Another way to create textures for your objects is to use the Node Editor. Now this allows us to connect multiple textures together into a network of nodes that create a more complex texture. Let me show you how this works. The Node Editor is a separate window here. So I'm right now in my 3D viewport. So I am going to go ahead and size this down here, and I am going to click on my top-right corner here and create a new viewport. And under that I'm going to select the Node Editor.
Now this is just another window, but it allows us to do a number of different things. Now we have three modes here: we can use this for materials, we can use us for textures, and we can use it for images. I am going to select the middle button here for textures. Now I have my cube selected, and on that cube I have a default material. Now I want to add in a texture. Now typically, I would just go over to this Texture panel and hit New.

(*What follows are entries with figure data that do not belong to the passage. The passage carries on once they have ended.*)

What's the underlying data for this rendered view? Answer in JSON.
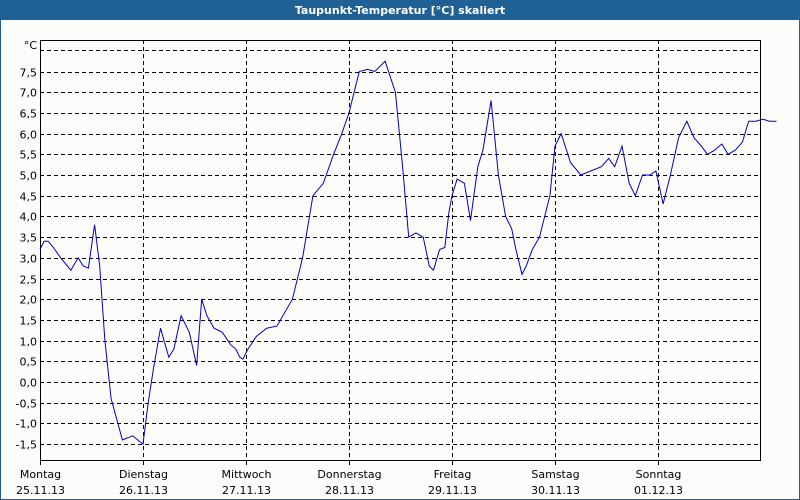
{
  "window": {
    "title": "Taupunkt-Temperatur [°C] skaliert"
  },
  "colors": {
    "titlebar": "#1f6095",
    "title_text": "#ffffff",
    "background": "#fcfdfb",
    "series_line": "#0000c0",
    "grid": "#000000"
  },
  "chart_data": {
    "type": "line",
    "title": "Taupunkt-Temperatur [°C] skaliert",
    "xlabel": "",
    "ylabel": "°C",
    "ylim": [
      -1.9,
      8.2
    ],
    "grid": true,
    "legend": null,
    "y_ticks": [
      "7,5",
      "7,0",
      "6,5",
      "6,0",
      "5,5",
      "5,0",
      "4,5",
      "4,0",
      "3,5",
      "3,0",
      "2,5",
      "2,0",
      "1,5",
      "1,0",
      "0,5",
      "0,0",
      "-0,5",
      "-1,0",
      "-1,5"
    ],
    "y_unit_label": "°C",
    "x_ticks": [
      {
        "day": "Montag",
        "date": "25.11.13"
      },
      {
        "day": "Dienstag",
        "date": "26.11.13"
      },
      {
        "day": "Mittwoch",
        "date": "27.11.13"
      },
      {
        "day": "Donnerstag",
        "date": "28.11.13"
      },
      {
        "day": "Freitag",
        "date": "29.11.13"
      },
      {
        "day": "Samstag",
        "date": "30.11.13"
      },
      {
        "day": "Sonntag",
        "date": "01.12.13"
      }
    ],
    "series": [
      {
        "name": "Taupunkt",
        "x_days": [
          0.0,
          0.04,
          0.08,
          0.13,
          0.2,
          0.3,
          0.37,
          0.42,
          0.47,
          0.53,
          0.58,
          0.63,
          0.69,
          0.8,
          0.9,
          0.95,
          1.0,
          1.05,
          1.1,
          1.17,
          1.25,
          1.3,
          1.37,
          1.45,
          1.52,
          1.57,
          1.62,
          1.69,
          1.77,
          1.85,
          1.9,
          1.94,
          1.97,
          2.02,
          2.1,
          2.2,
          2.3,
          2.45,
          2.55,
          2.65,
          2.75,
          2.85,
          2.93,
          3.0,
          3.05,
          3.1,
          3.18,
          3.25,
          3.35,
          3.45,
          3.52,
          3.58,
          3.65,
          3.72,
          3.78,
          3.82,
          3.88,
          3.93,
          3.97,
          4.0,
          4.05,
          4.12,
          4.18,
          4.25,
          4.3,
          4.38,
          4.45,
          4.52,
          4.58,
          4.62,
          4.68,
          4.72,
          4.78,
          4.85,
          4.95,
          5.0,
          5.06,
          5.15,
          5.25,
          5.35,
          5.45,
          5.52,
          5.58,
          5.65,
          5.72,
          5.78,
          5.85,
          5.92,
          5.98,
          6.05,
          6.12,
          6.2,
          6.28,
          6.35,
          6.42,
          6.48,
          6.55,
          6.62,
          6.68,
          6.75,
          6.82,
          6.88,
          6.95,
          7.02,
          7.08,
          7.15
        ],
        "values": [
          3.2,
          3.4,
          3.4,
          3.25,
          3.0,
          2.7,
          3.0,
          2.8,
          2.75,
          3.8,
          2.8,
          1.0,
          -0.4,
          -1.4,
          -1.3,
          -1.4,
          -1.5,
          -0.5,
          0.3,
          1.3,
          0.6,
          0.8,
          1.6,
          1.2,
          0.4,
          2.0,
          1.6,
          1.3,
          1.2,
          0.9,
          0.8,
          0.6,
          0.55,
          0.8,
          1.1,
          1.3,
          1.35,
          2.0,
          3.0,
          4.5,
          4.8,
          5.5,
          6.0,
          6.5,
          7.0,
          7.5,
          7.55,
          7.5,
          7.75,
          7.0,
          5.2,
          3.5,
          3.6,
          3.5,
          2.8,
          2.7,
          3.2,
          3.25,
          4.1,
          4.5,
          4.9,
          4.8,
          3.9,
          5.2,
          5.6,
          6.8,
          5.0,
          4.0,
          3.7,
          3.2,
          2.6,
          2.8,
          3.2,
          3.5,
          4.5,
          5.7,
          6.0,
          5.3,
          5.0,
          5.1,
          5.2,
          5.4,
          5.2,
          5.7,
          4.8,
          4.5,
          5.0,
          5.0,
          5.1,
          4.3,
          5.0,
          5.9,
          6.3,
          5.9,
          5.7,
          5.5,
          5.6,
          5.75,
          5.5,
          5.6,
          5.8,
          6.3,
          6.3,
          6.35,
          6.3,
          6.3
        ]
      }
    ]
  }
}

But when I am in the Node Editor, you can hit that same button here. So these two buttons are equivalent. So if I hit it in the Node Editor, notice how it creates a new node in my Properties panel. But I don't want to use my default node here, I want to actually use the nodes in the Node Editor. So if I click Use Nodes here, notice how some nodes pop up. And by default it just gives us a basic checkerboard pattern. So if I want, I can actually change this, and I can basically make a texture, such as a blue-and-white checkerboard. And if I want, if I hit Render, you'll see that it actually shows up on that cube.
So what we have here is we have a node here called Checker which is feeding into this output, which is what's feeding this preview. So if I disconnect this node, notice how this output and the preview go blank. If I select this color node here, you'll see that I can drag out a line and I can plug that into my color channel, and again that shows up in my preview. Now I am not limited to checkerboard. So, if I select this node and just hit the Delete key, then that goes away and I can add in any other type of node I want.

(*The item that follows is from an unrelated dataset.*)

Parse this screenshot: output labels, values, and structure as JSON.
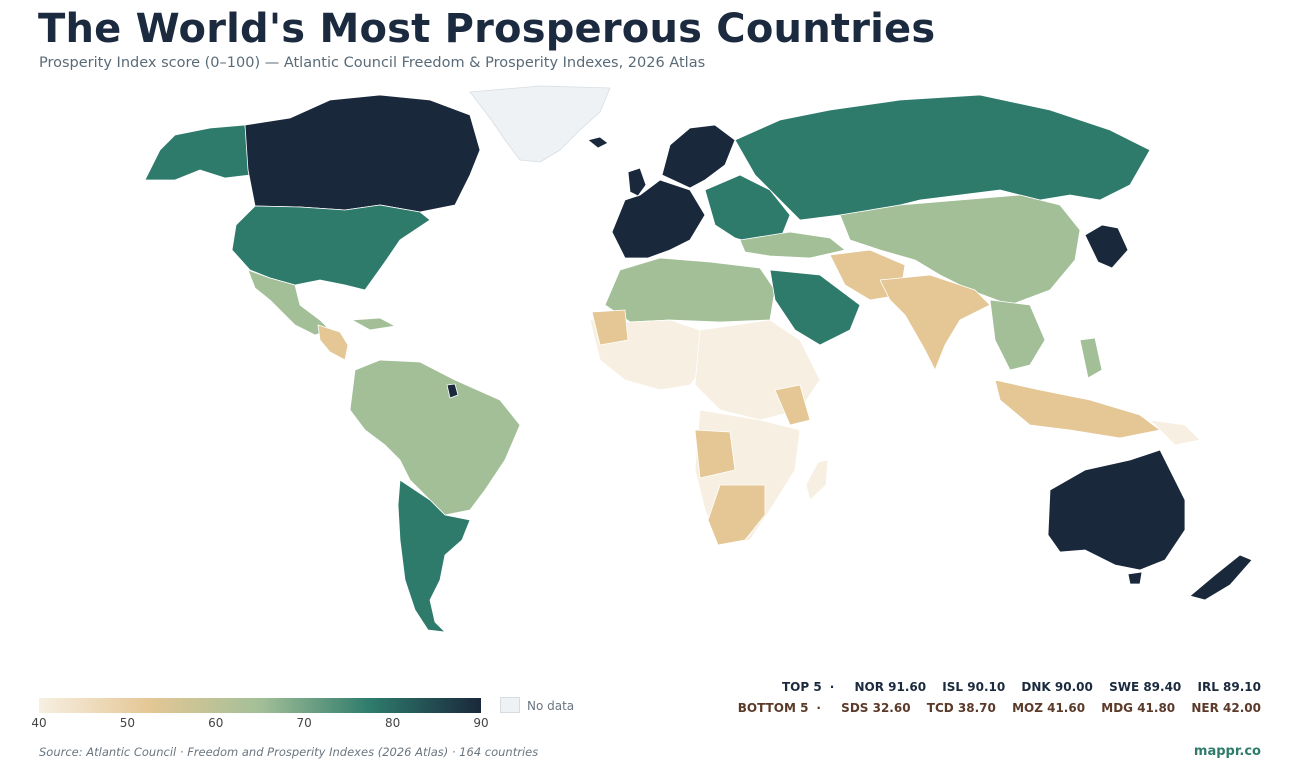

If I go here to the Add menu, you will see I have a number of different types of nodes that I can use to either add in texture or to modify them. So for example here, we have our standard textures, such as Clouds and Wood and Stucco and all of that, but we also have patterns such as the checkerboard we just used. Or we have Bricks. So let's go ahead and select Bricks and bring that up and you will see that nothing really shows up in this panel until we plug it in. So I am going to go ahead and left-click on this color, drag out this line, and plug it into the color of this output node. And you can see how it shows up in my preview.
Now, I have a number of options here that I can change. I can change the thickness of my mortar. I can change my offset of the bricks. So for example, and if I want to, I can make my mortar thicker or thinner, just by dragging this. I can change the color of the mortar. So if I want I can left click on this mortar and we can make it a lighter-colored mortar. I can also change the color of my bricks. So if I click on this yellow brick, I can change it to red. Now I am not limited to just what's in these panels here.

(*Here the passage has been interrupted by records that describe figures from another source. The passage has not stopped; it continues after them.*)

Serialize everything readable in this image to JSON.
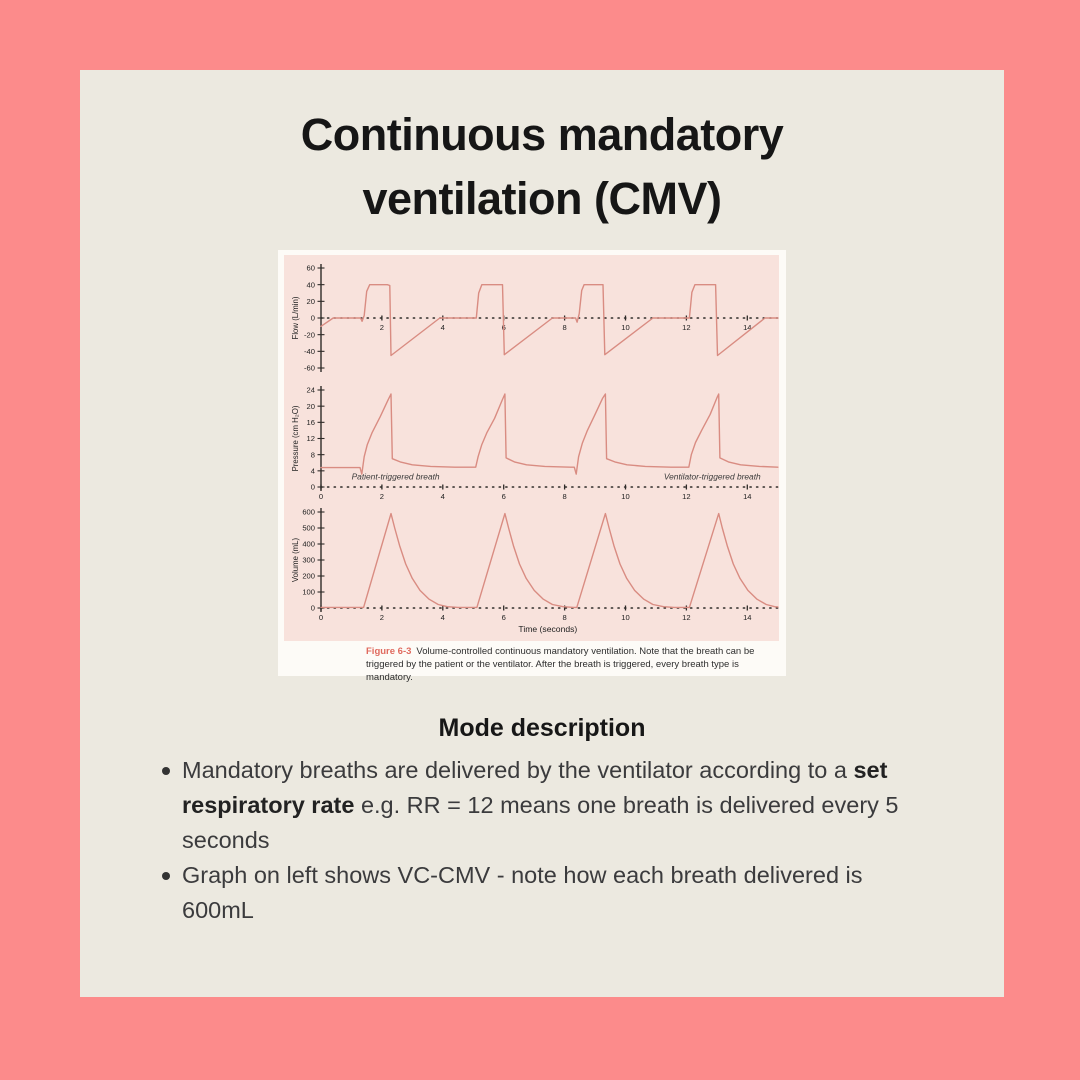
{
  "page": {
    "background": "#fc8b8b",
    "card_background": "#ece9e0"
  },
  "title": {
    "line1": "Continuous mandatory",
    "line2": "ventilation (CMV)"
  },
  "figure": {
    "background": "#fdfbf7",
    "panel_background": "#f8e2dc",
    "caption": {
      "label": "Figure 6-3",
      "label_color": "#e06a5e",
      "text": "Volume-controlled continuous mandatory ventilation. Note that the breath can be triggered by the patient or the ventilator. After the breath is triggered, every breath type is mandatory."
    }
  },
  "chart_data": [
    {
      "type": "line",
      "id": "flow",
      "title": "Flow waveform",
      "ylabel": "Flow (L/min)",
      "ylim": [
        -60,
        60
      ],
      "yticks": [
        60,
        40,
        20,
        0,
        -20,
        -40,
        -60
      ],
      "xlim": [
        0,
        15
      ],
      "xticks": [
        2,
        4,
        6,
        8,
        10,
        12,
        14
      ],
      "x_axis_at": 0,
      "grid": "off",
      "line_color": "#d98c82",
      "axis_color": "#2e2b28",
      "series": [
        [
          0,
          -10
        ],
        [
          0.4,
          0
        ],
        [
          1.3,
          0
        ],
        [
          1.35,
          -4
        ],
        [
          1.42,
          3
        ],
        [
          1.5,
          32
        ],
        [
          1.6,
          40
        ],
        [
          2.18,
          40
        ],
        [
          2.26,
          39
        ],
        [
          2.3,
          -45
        ],
        [
          3.9,
          0
        ],
        [
          5.1,
          0
        ],
        [
          5.18,
          30
        ],
        [
          5.28,
          40
        ],
        [
          5.96,
          40
        ],
        [
          6.02,
          -44
        ],
        [
          7.6,
          0
        ],
        [
          8.36,
          0
        ],
        [
          8.41,
          -5
        ],
        [
          8.48,
          5
        ],
        [
          8.56,
          33
        ],
        [
          8.64,
          40
        ],
        [
          9.26,
          40
        ],
        [
          9.32,
          -44
        ],
        [
          10.9,
          0
        ],
        [
          12.1,
          0
        ],
        [
          12.18,
          31
        ],
        [
          12.28,
          40
        ],
        [
          12.96,
          40
        ],
        [
          13.02,
          -45
        ],
        [
          14.58,
          0
        ],
        [
          15,
          0
        ]
      ]
    },
    {
      "type": "line",
      "id": "pressure",
      "title": "Pressure waveform",
      "ylabel": "Pressure (cm H₂O)",
      "ylim": [
        0,
        24
      ],
      "yticks": [
        24,
        20,
        16,
        12,
        8,
        4,
        0
      ],
      "xlim": [
        0,
        15
      ],
      "xticks": [
        0,
        2,
        4,
        6,
        8,
        10,
        12,
        14
      ],
      "x_axis_at": 0,
      "grid": "off",
      "line_color": "#d98c82",
      "axis_color": "#2e2b28",
      "annotations": [
        {
          "text": "Patient-triggered breath",
          "x": 2.45,
          "y": 1.8
        },
        {
          "text": "Ventilator-triggered breath",
          "x": 12.85,
          "y": 1.8
        }
      ],
      "series": [
        [
          0,
          4.8
        ],
        [
          1.28,
          4.8
        ],
        [
          1.34,
          3.2
        ],
        [
          1.42,
          7.5
        ],
        [
          1.52,
          10.5
        ],
        [
          1.68,
          13.5
        ],
        [
          1.95,
          17.5
        ],
        [
          2.2,
          21.5
        ],
        [
          2.3,
          23
        ],
        [
          2.34,
          7
        ],
        [
          2.6,
          6.2
        ],
        [
          3.0,
          5.5
        ],
        [
          3.6,
          5.1
        ],
        [
          4.4,
          4.9
        ],
        [
          5.08,
          4.9
        ],
        [
          5.16,
          7.5
        ],
        [
          5.28,
          10.5
        ],
        [
          5.45,
          13.5
        ],
        [
          5.7,
          17
        ],
        [
          5.95,
          21.5
        ],
        [
          6.04,
          23
        ],
        [
          6.08,
          7.2
        ],
        [
          6.35,
          6.2
        ],
        [
          6.75,
          5.5
        ],
        [
          7.35,
          5.1
        ],
        [
          8.2,
          4.9
        ],
        [
          8.32,
          4.9
        ],
        [
          8.38,
          3.2
        ],
        [
          8.46,
          7.5
        ],
        [
          8.58,
          10.8
        ],
        [
          8.75,
          14
        ],
        [
          9.0,
          18
        ],
        [
          9.25,
          22
        ],
        [
          9.34,
          23
        ],
        [
          9.38,
          7
        ],
        [
          9.65,
          6.2
        ],
        [
          10.05,
          5.5
        ],
        [
          10.65,
          5.1
        ],
        [
          11.5,
          4.9
        ],
        [
          12.08,
          4.9
        ],
        [
          12.16,
          8
        ],
        [
          12.3,
          11
        ],
        [
          12.5,
          14
        ],
        [
          12.78,
          18
        ],
        [
          13.0,
          22
        ],
        [
          13.06,
          23
        ],
        [
          13.1,
          7.2
        ],
        [
          13.38,
          6.2
        ],
        [
          13.78,
          5.5
        ],
        [
          14.4,
          5.1
        ],
        [
          15,
          4.9
        ]
      ]
    },
    {
      "type": "line",
      "id": "volume",
      "title": "Volume waveform",
      "ylabel": "Volume (mL)",
      "ylim": [
        0,
        600
      ],
      "yticks": [
        600,
        500,
        400,
        300,
        200,
        100,
        0
      ],
      "xlim": [
        0,
        15
      ],
      "xticks": [
        0,
        2,
        4,
        6,
        8,
        10,
        12,
        14
      ],
      "x_axis_at": 0,
      "xlabel": "Time (seconds)",
      "grid": "off",
      "line_color": "#d98c82",
      "axis_color": "#2e2b28",
      "series": [
        [
          0,
          4
        ],
        [
          1.4,
          4
        ],
        [
          2.3,
          590
        ],
        [
          2.42,
          500
        ],
        [
          2.58,
          390
        ],
        [
          2.78,
          275
        ],
        [
          3.0,
          185
        ],
        [
          3.25,
          110
        ],
        [
          3.55,
          55
        ],
        [
          3.85,
          22
        ],
        [
          4.15,
          8
        ],
        [
          4.5,
          4
        ],
        [
          5.12,
          4
        ],
        [
          6.04,
          590
        ],
        [
          6.16,
          500
        ],
        [
          6.32,
          390
        ],
        [
          6.52,
          275
        ],
        [
          6.74,
          185
        ],
        [
          7.0,
          110
        ],
        [
          7.3,
          55
        ],
        [
          7.6,
          22
        ],
        [
          7.95,
          8
        ],
        [
          8.3,
          4
        ],
        [
          8.4,
          4
        ],
        [
          9.34,
          590
        ],
        [
          9.46,
          500
        ],
        [
          9.62,
          390
        ],
        [
          9.82,
          275
        ],
        [
          10.04,
          185
        ],
        [
          10.3,
          110
        ],
        [
          10.6,
          55
        ],
        [
          10.9,
          22
        ],
        [
          11.25,
          8
        ],
        [
          11.6,
          4
        ],
        [
          12.1,
          4
        ],
        [
          13.06,
          590
        ],
        [
          13.18,
          500
        ],
        [
          13.34,
          390
        ],
        [
          13.54,
          275
        ],
        [
          13.76,
          185
        ],
        [
          14.02,
          110
        ],
        [
          14.32,
          55
        ],
        [
          14.62,
          22
        ],
        [
          14.9,
          8
        ],
        [
          15,
          6
        ]
      ]
    }
  ],
  "mode": {
    "heading": "Mode description",
    "bullets": [
      [
        {
          "t": "Mandatory breaths are delivered by the ventilator according to a "
        },
        {
          "t": "set respiratory rate",
          "b": true
        },
        {
          "t": " e.g. RR = 12 means one breath is delivered every 5 seconds"
        }
      ],
      [
        {
          "t": "Graph on left shows VC-CMV - note how each breath delivered is 600mL"
        }
      ]
    ]
  }
}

If you notice here, we also have inputs into all of these. Just like we had input this Output node, I can also feed into any one of these an additional color, or an additional node. So if I want to, I can add in another node. So if we go here to Textures and let's say I wanted to add in Clouds, that node will come up, and I can left-click and drag that and this cloud has an output of a color. So if I want to, I can take this color of the clouds and plug it into the mortar of my brick color. And you can see how now this cloud color is showing up as my mortar color.
Now, this is a little extreme, but I can certainly change this. So if I wanted to, I could take my black color and make it a little bit more gray, and you can see now my mortar is a more modeled type of gray. And you can see how this also shows up in my preview. Now if I hit F12 to render, you can see how this shows up on my object. So as you can see, there are a lot of possibilities here. You can certainly plug nodes into other nodes, so it's a really great way to create highly custom textures and materials.